For Uber shareholders, the near-term market reaction — a 3% decline in Uber’s stock price on the day of confirmation — reflects the typical acquirer discount applied to large M&A announcements. The market is pricing in integration risk, regulatory uncertainty, and the dilutive impact of financing a multi-billion-dollar transaction. Whether the deal ultimately creates shareholder value will depend on execution, regulatory concessions, and whether the projected synergies materialize at the scale Citi Research has outlined.
Disclaimer: This article is for informational purposes only and does not constitute financial advice or a recommendation to buy, sell, or hold any securities. Readers should conduct their own due diligence or consult a licensed financial advisor before making investment decisions.
FAQs
What is Delivery Hero? Delivery Hero SE is a Berlin-based food delivery and quick-commerce company operating digital platforms across more than 40 countries.
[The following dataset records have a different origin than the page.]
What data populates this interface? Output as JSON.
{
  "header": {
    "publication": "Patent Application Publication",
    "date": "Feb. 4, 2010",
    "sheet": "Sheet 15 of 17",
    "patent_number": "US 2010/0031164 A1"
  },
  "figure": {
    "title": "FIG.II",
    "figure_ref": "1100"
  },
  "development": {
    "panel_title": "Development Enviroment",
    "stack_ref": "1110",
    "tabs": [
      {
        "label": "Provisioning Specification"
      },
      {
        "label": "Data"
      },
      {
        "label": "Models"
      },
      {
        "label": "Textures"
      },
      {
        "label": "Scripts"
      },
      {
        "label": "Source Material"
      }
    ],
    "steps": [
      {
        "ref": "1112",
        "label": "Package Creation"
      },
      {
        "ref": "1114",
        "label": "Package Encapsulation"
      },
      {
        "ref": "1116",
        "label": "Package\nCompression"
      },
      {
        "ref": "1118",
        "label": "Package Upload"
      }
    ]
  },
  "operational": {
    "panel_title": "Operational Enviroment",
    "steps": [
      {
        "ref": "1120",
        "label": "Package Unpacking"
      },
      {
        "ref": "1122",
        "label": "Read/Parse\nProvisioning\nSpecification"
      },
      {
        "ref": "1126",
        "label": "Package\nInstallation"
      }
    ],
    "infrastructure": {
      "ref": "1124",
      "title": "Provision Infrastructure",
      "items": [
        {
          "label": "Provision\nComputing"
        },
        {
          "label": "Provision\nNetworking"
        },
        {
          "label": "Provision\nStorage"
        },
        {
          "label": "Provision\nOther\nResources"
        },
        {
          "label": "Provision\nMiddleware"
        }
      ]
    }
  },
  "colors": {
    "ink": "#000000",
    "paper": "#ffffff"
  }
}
The company connects consumers with restaurants, grocery stores, and convenience retailers, and controls Baemin, South Korea’s leading food delivery application.
How much of Delivery Hero does Uber already own? Uber holds 24.99% of Delivery Hero’s voting rights and approximately 36.8% total economic interest, including shares and derivative instruments. Uber built this position through purchases from Prosus and Aspex Management over the course of 2026.
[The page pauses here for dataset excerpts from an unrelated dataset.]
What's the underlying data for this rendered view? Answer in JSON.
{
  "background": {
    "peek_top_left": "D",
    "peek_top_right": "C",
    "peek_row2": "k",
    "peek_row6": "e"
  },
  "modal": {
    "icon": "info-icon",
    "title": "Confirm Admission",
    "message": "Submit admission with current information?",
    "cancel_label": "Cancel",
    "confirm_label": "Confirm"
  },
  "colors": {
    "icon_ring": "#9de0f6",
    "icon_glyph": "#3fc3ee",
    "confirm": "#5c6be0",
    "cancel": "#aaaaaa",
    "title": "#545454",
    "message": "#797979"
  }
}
How much could Uber pay for Delivery Hero? The initial indicative offer was €33 per share, valuing the company at approximately €10 billion ($11.6 billion). The current negotiation is expected to produce a price above the recent trading level of €36 per share, which would push the total deal value above $14 billion.
When could the deal be announced? Uber is aiming to reach an agreement with Delivery Hero as soon as this week. Negotiations could still change or fail to produce a transaction, but the pace of stake-building and the confirmation of advanced talks suggest a near-term resolution.
What regulatory approvals would be required? The deal would require antitrust review across multiple jurisdictions, including the European Commission and regulators in South Korea, the Middle East, and other markets where Delivery Hero operates. The European Commission has already shown willingness to impose conditions on food delivery sector consolidation.
How would the deal affect food delivery competition globally? A completed acquisition would create the largest food delivery operation outside of China, reducing the number of global-scale competitors to a small group. Regional operators would face increased competitive pressure from a combined Uber-Delivery Hero platform with operations across more than 70 countries.